Wednesday, November 15, 2017

Horatian Satires and Epistles

Horatian Satires and Epistles by Alexander Pope, 109 pages

     Bear me, some God!  oh quickly bear me hence
     To wholesome solitude, the nurse of sense:
     Where Contemplation prunes her ruffled wings
     And the free soul looks down to pity Kings!

This short book collects a series of satirical pieces devised by Alexander Pope in open imitation of Horace and Donne.  Pope, inspired by his predecessors, and like them

     To Virtue only and her friends, a friend

hears in their works the voice of a Muse, or perhaps of Conscience

     ('Tis Reason's voice, which sometimes one can hear)

and finds in that inspiration the power to condemn the vices and follies of his age as they did theirs

     If there be force in Virtue, or in Song.

Though the targets of Pope's satire are now generally obscure, the wit remains, and many of his lessons are eternally potent.

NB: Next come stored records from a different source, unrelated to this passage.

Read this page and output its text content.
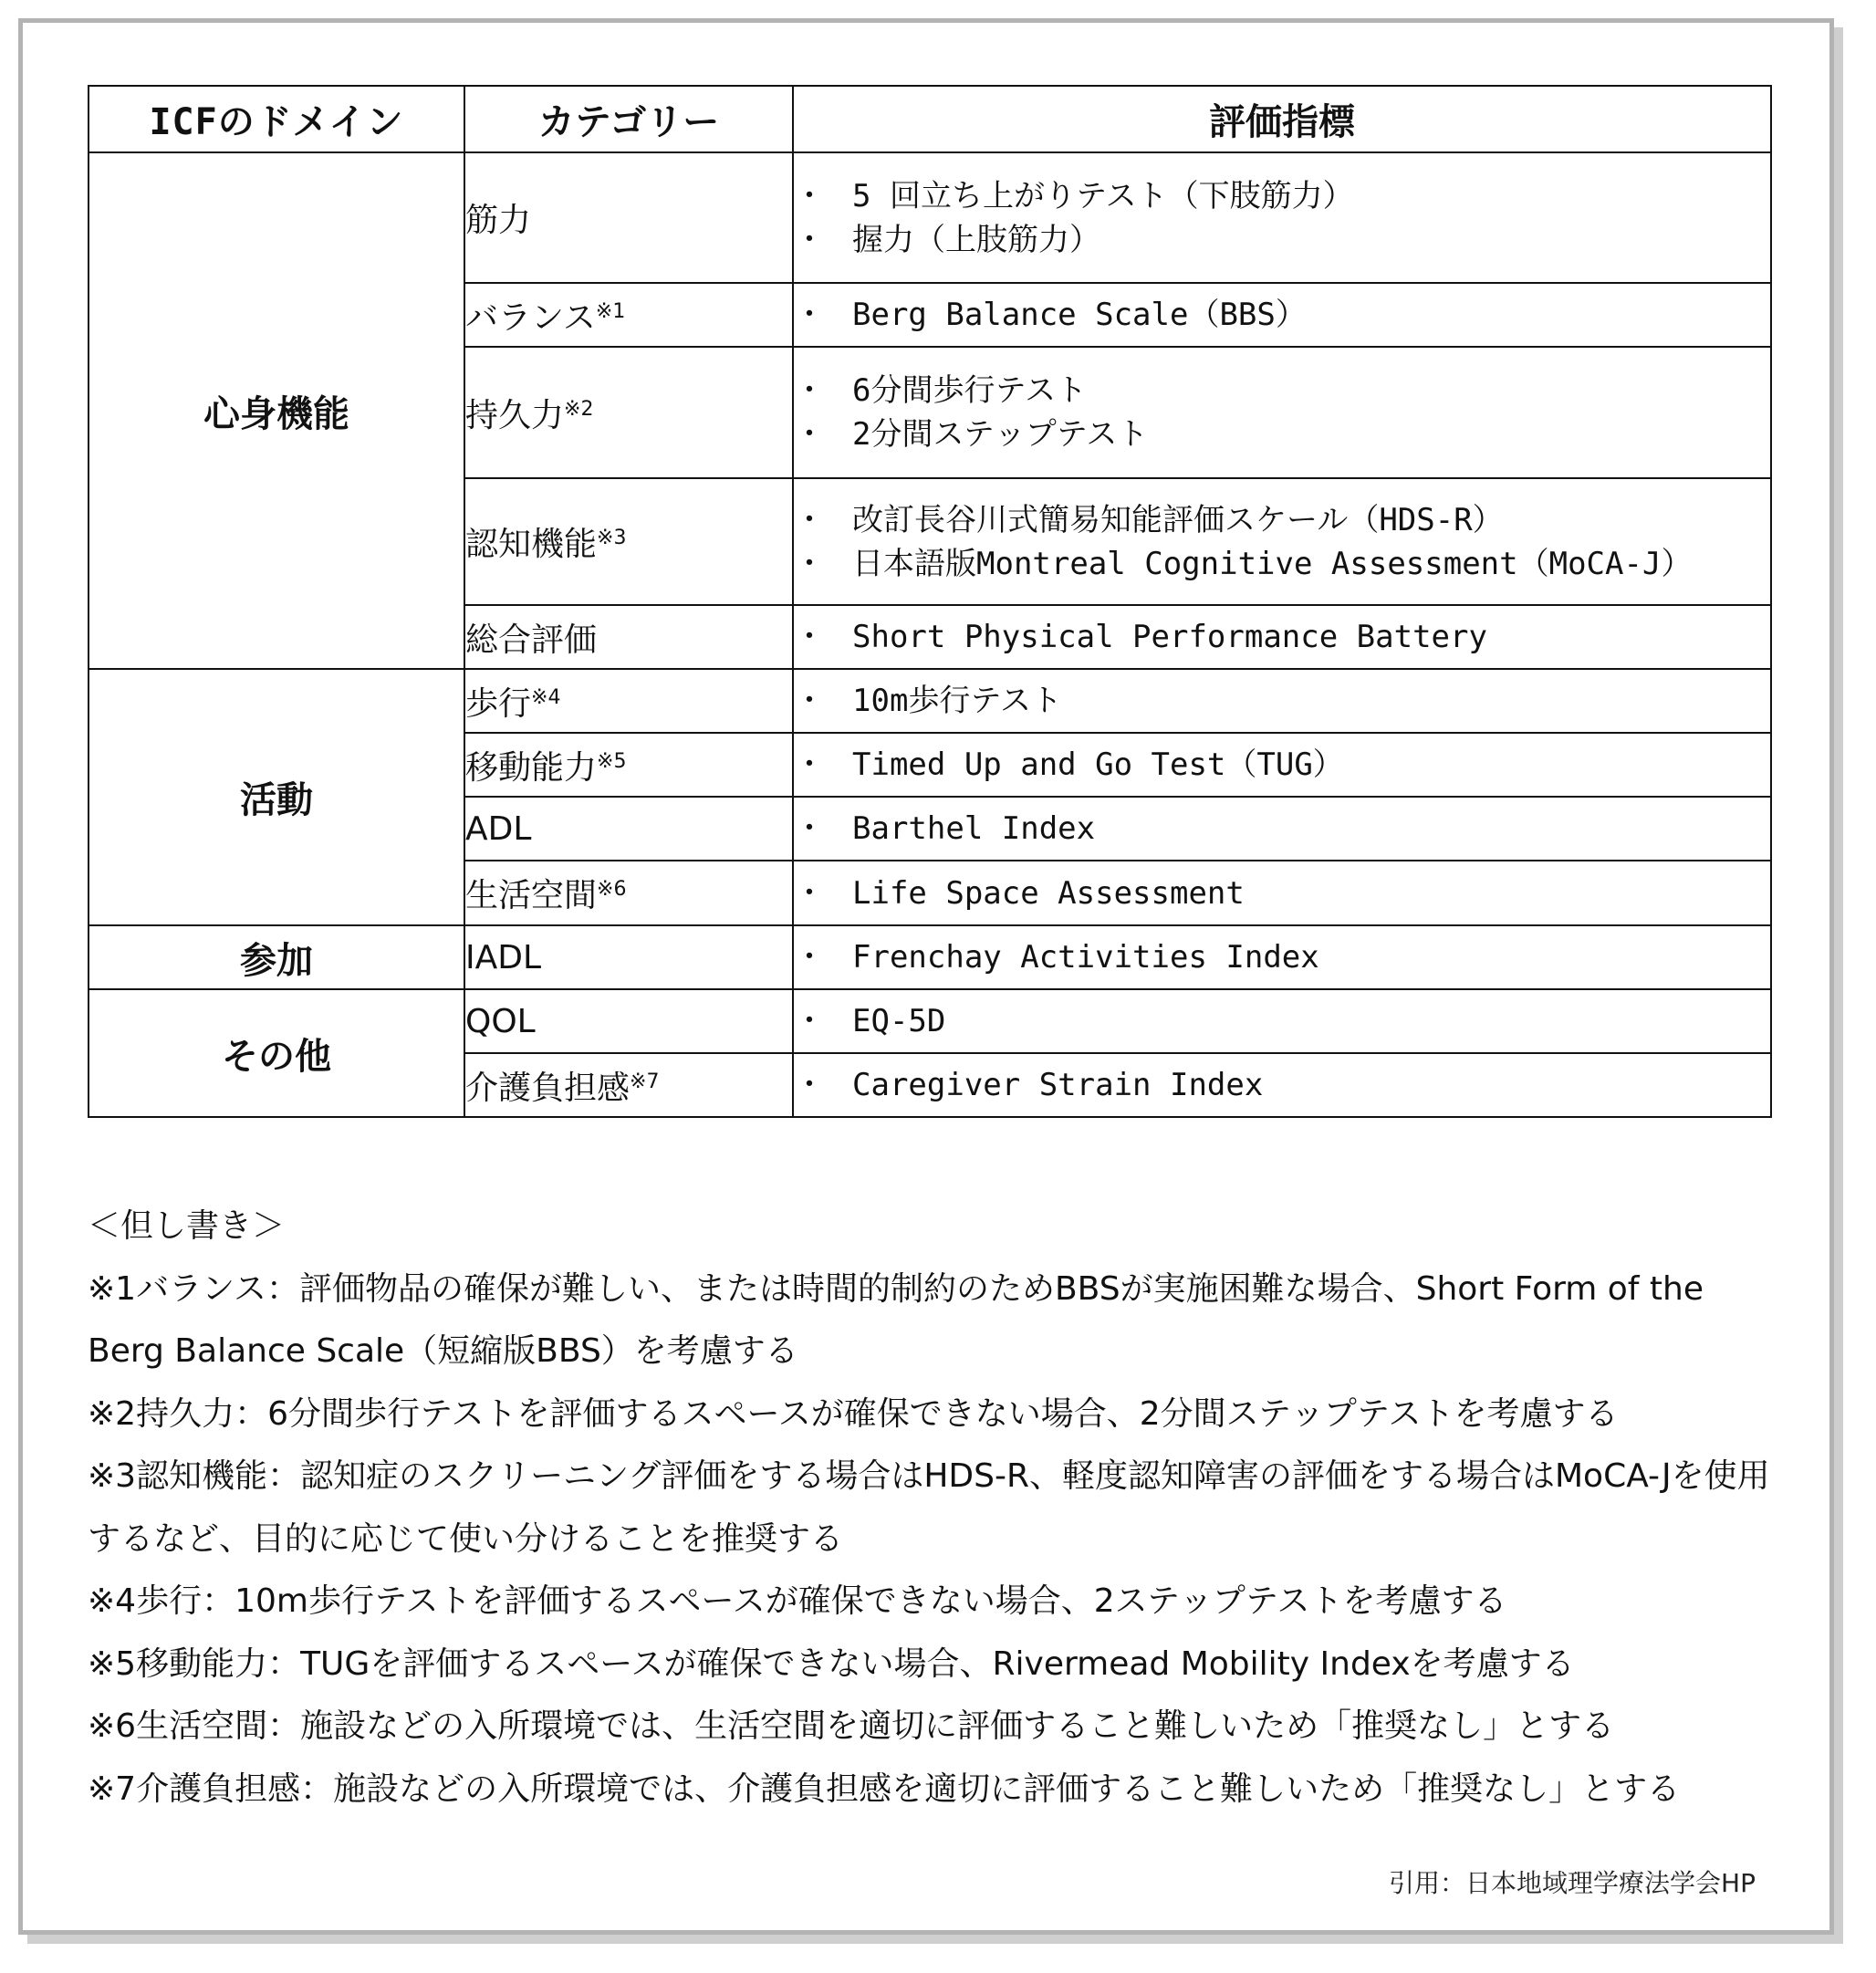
ICFのドメイン	カテゴリー	評価指標
心身機能	筋力	・ 5 回立ち上がりテスト（下肢筋力）
・ 握力（上肢筋力）

	バランス$^{※1}$	・ Berg Balance Scale（BBS）

	持久力$^{※2}$	・ 6分間歩行テスト
・ 2分間ステップテスト

	認知機能$^{※3}$	・ 改訂長谷川式簡易知能評価スケール（HDS-R）
・ 日本語版Montreal Cognitive Assessment（MoCA-J）

	総合評価	・ Short Physical Performance Battery

活動	歩行$^{※4}$	・ 10m歩行テスト

	移動能力$^{※5}$	・ Timed Up and Go Test（TUG）

	ADL	・ Barthel Index

	生活空間$^{※6}$	・ Life Space Assessment

参加	IADL	・ Frenchay Activities Index

その他	QOL	・ EQ-5D

	介護負担感$^{※7}$	・ Caregiver Strain Index

＜但し書き＞

※1バランス：評価物品の確保が難しい、または時間的制約のためBBSが実施困難な場合、Short Form of the Berg Balance Scale（短縮版BBS）を考慮する

※2持久力：6分間歩行テストを評価するスペースが確保できない場合、2分間ステップテストを考慮する

※3認知機能：認知症のスクリーニング評価をする場合はHDS-R、軽度認知障害の評価をする場合はMoCA-Jを使用するなど、目的に応じて使い分けることを推奨する

※4歩行：10m歩行テストを評価するスペースが確保できない場合、2ステップテストを考慮する

※5移動能力：TUGを評価するスペースが確保できない場合、Rivermead Mobility Indexを考慮する

※6生活空間：施設などの入所環境では、生活空間を適切に評価すること難しいため「推奨なし」とする

※7介護負担感：施設などの入所環境では、介護負担感を適切に評価すること難しいため「推奨なし」とする

引用：日本地域理学療法学会HP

     So when you plague a fool, 'tis still the curse,
     You only make the matter worse and worse.

Although his poetry was generally rejected by an age that disdained form and craft, perhaps Pope's care and precision will experience a rehabilitation in a coming age exhausted by formlessness, tired of calculated spontaneity and simulated sincerity.  Then his prophecy will be validated

     Truth guards the Poet, sanctifies the line,
     And makes immortal, Verse as mean as mine.